Our approach integrates engagement directly into double materiality assessments, ensuring that stakeholder perspectives are systematically captured, documented, and reflected in your reporting. We help clients design ongoing engagement structures — advisory panels, digital platforms, annual engagement cycles — that build sustained relationships rather than one-off interactions.
We also support organizations navigating sensitive engagement contexts: FPIC processes, post-incident community relations, contested project environments, and multi-stakeholder initiatives where competing interests require skilled facilitation.
FAQs
How many stakeholders do we need to engage for CSRD compliance?
ESRS does not prescribe a minimum number. The expectation is that engagement is representative and proportionate — covering key affected stakeholder groups relevant to your material topics.

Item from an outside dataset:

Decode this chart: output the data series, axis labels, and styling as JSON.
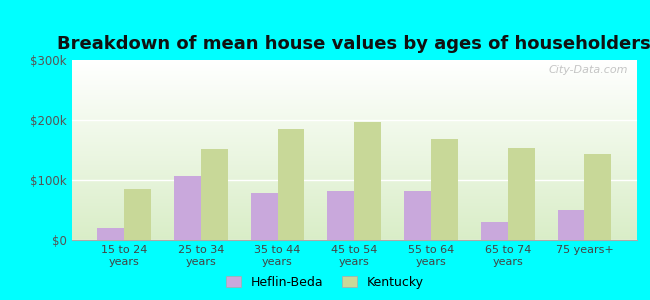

For a typical large company, this might involve hundreds of survey respondents, dozens of interview subjects, and several workshop sessions. Quality and representativeness matter more than volume.
Can we use proxies instead of engaging affected stakeholders directly?
Yes, where direct engagement is impractical. ESRS acknowledges that engaging directly with all affected stakeholders (e.g., workers deep in the supply chain) may not be feasible. In these cases, proxies — trade unions, NGOs, community representatives, academic experts — can serve as intermediaries. Document why direct engagement was not possible and how you selected credible proxies.
How do we handle conflicting stakeholder views?
Conflicting perspectives are normal and expected. Your role is not to achieve consensus but to understand the range of views, assess their relevance to materiality, and make informed decisions. Document the divergence, explain how you weighed competing perspectives, and be transparent about the trade-offs in your reporting.
Is stakeholder engagement required for ISSB reporting?
IFRS S1 and S2 do not prescribe stakeholder engagement in the same way as ESRS. However, understanding the information needs of investors and lenders requires dialogue, and emerging practice under ISSB reporting increasingly incorporates stakeholder perspectives. Companies reporting under both CSRD and ISSB can design a single engagement process that serves both.